After the NER results are complete, the Jarvis Contact server returns the final transcript, along with its NER annotation, back to the web client, which exchanges transcripts with the other user for an ongoing, annotated transcript of the conversation.
This sample application offers a launching pad for your own development. For example, there are many possible applications which use the transcripts and tagged entities for downstream analytics and visualization.
 
Requirements¶
Jarvis Contact is a Node.js application, intended to run in a Linux environment. It requires Jarvis Speech Services to run with
two primary models:
- Streaming ASR 
- Named Entity Recognition (NER) 
You can use the default Jarvis models offered in the Quick Start configuration, or you can deploy your own custom models trained using NVIDIA Transfer Learning Toolkit and import into Jarvis (see model_training for details). Jarvis Contact comes pre-configured to use the models from the Quick Start Guide.
Installation¶
- Download the client sample image from NGC. - $ docker pull nvcr.io/nvidia/jarvis-speech-client:1.1.0-beta-samples
- Run the service within a Docker container. - $ docker run -it --rm -p 8009:8009 -p 9000:9000 nvcr.io/nvidia/jarvis-speech-client:1.1.0-beta-samples /bin/bash $ cd samples/jarvis-contact 
Jarvis Contact uses environment variables to manage its configuration parameters. These are kept in the config file env.txt,
where you will want to set the URL of your running Jarvis AI Services.
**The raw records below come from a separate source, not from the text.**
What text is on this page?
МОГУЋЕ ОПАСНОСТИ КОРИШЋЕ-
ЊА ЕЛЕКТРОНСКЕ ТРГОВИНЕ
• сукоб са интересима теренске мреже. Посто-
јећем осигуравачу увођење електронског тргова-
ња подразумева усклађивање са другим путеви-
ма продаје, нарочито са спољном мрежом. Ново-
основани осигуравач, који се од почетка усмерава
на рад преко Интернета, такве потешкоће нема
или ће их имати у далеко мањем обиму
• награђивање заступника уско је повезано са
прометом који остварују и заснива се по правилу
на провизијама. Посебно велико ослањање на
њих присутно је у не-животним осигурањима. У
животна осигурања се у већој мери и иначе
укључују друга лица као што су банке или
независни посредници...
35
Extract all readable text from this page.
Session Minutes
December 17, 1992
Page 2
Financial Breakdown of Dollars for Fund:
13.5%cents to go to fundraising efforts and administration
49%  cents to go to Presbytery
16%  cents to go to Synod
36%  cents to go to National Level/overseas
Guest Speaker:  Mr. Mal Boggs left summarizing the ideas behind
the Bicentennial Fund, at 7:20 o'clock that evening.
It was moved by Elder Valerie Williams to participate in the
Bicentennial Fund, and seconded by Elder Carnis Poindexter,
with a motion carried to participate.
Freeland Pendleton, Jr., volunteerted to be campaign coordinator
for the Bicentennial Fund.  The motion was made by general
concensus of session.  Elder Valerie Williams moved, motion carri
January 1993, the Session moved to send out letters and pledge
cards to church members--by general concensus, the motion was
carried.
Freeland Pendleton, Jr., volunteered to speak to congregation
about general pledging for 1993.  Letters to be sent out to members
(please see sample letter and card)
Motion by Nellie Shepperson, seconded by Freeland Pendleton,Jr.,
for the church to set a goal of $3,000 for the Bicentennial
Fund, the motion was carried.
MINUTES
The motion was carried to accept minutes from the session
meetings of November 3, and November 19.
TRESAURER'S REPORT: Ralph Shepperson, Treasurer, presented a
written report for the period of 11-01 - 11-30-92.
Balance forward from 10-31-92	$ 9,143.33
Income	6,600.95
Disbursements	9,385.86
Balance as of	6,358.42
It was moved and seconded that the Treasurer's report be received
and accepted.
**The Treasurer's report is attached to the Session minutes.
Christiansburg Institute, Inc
You may also want to change the application’s ports, or the
name of the NER model if you’ve deployed your own custom model in Jarvis.
Depending on your server environment, you will likely also need to open two ports on the server (by default, ports 8009 and 9000). These ports are for the main entry point to the web application, and for the PeerJS server which helps to negotiate the peer-to-peer chat connections. You may also need to set up port forwarding for these in your router, if applicable.
Running the Service¶
To start the web service, from the jarvis-contact  directory on your server, run:
$ npm run start
This will start the Node.js application and will start listening for connections.
Using the Service¶
- Load the URL in a browser (Chrome or Firefox work well) on a computer with a webcam and microphone. For best ASR results, a headset is recommended. - For example, if you’re accessing the service from a computer within the local network, and it’s hosted on a machine with the IP 192.168.2.10, then the URL would be https://192.168.2.10:8009/. - The application includes a self-signed certificate for demo purposes which is likely to cause the browser to indicate a security warning. You can see the certificate in - jarvis-contact/certificates. To remove this warning, you can generate your own or buy one from a trusted signing authority. You can “accept the risk” and continue.
- When asked, give the website permission to access your webcam and microphone. After the page is loaded, you’re welcome to start the Jarvis transcription without needing to make a video call. 
- In the box titled Jarvis transcription, hit the Start button, then start speaking. You’ll see in-progress transcripts in the text field at the bottom. As those transcripts are finalized, they’ll appear with NLP annotations in the transcription box. To test the NLP directly (without speaking), simply type into the text field at the bottom and hit Submit. - To call someone, you’ll need their ID. Yours is the 4-digit number in the Connection box. It’s random, and it changes every time the page is reloaded. Enter the ID of the person you want to call, and click Call. They will get a notification that a call is incoming, and will be asked to accept. After you’re connected, Jarvis transcription will start automatically if it’s not already running. - The transcripts for each speaker are marked with the user’s ID, or their display name if it has been set in the Connection box. 
- To end the call, simply click the End button.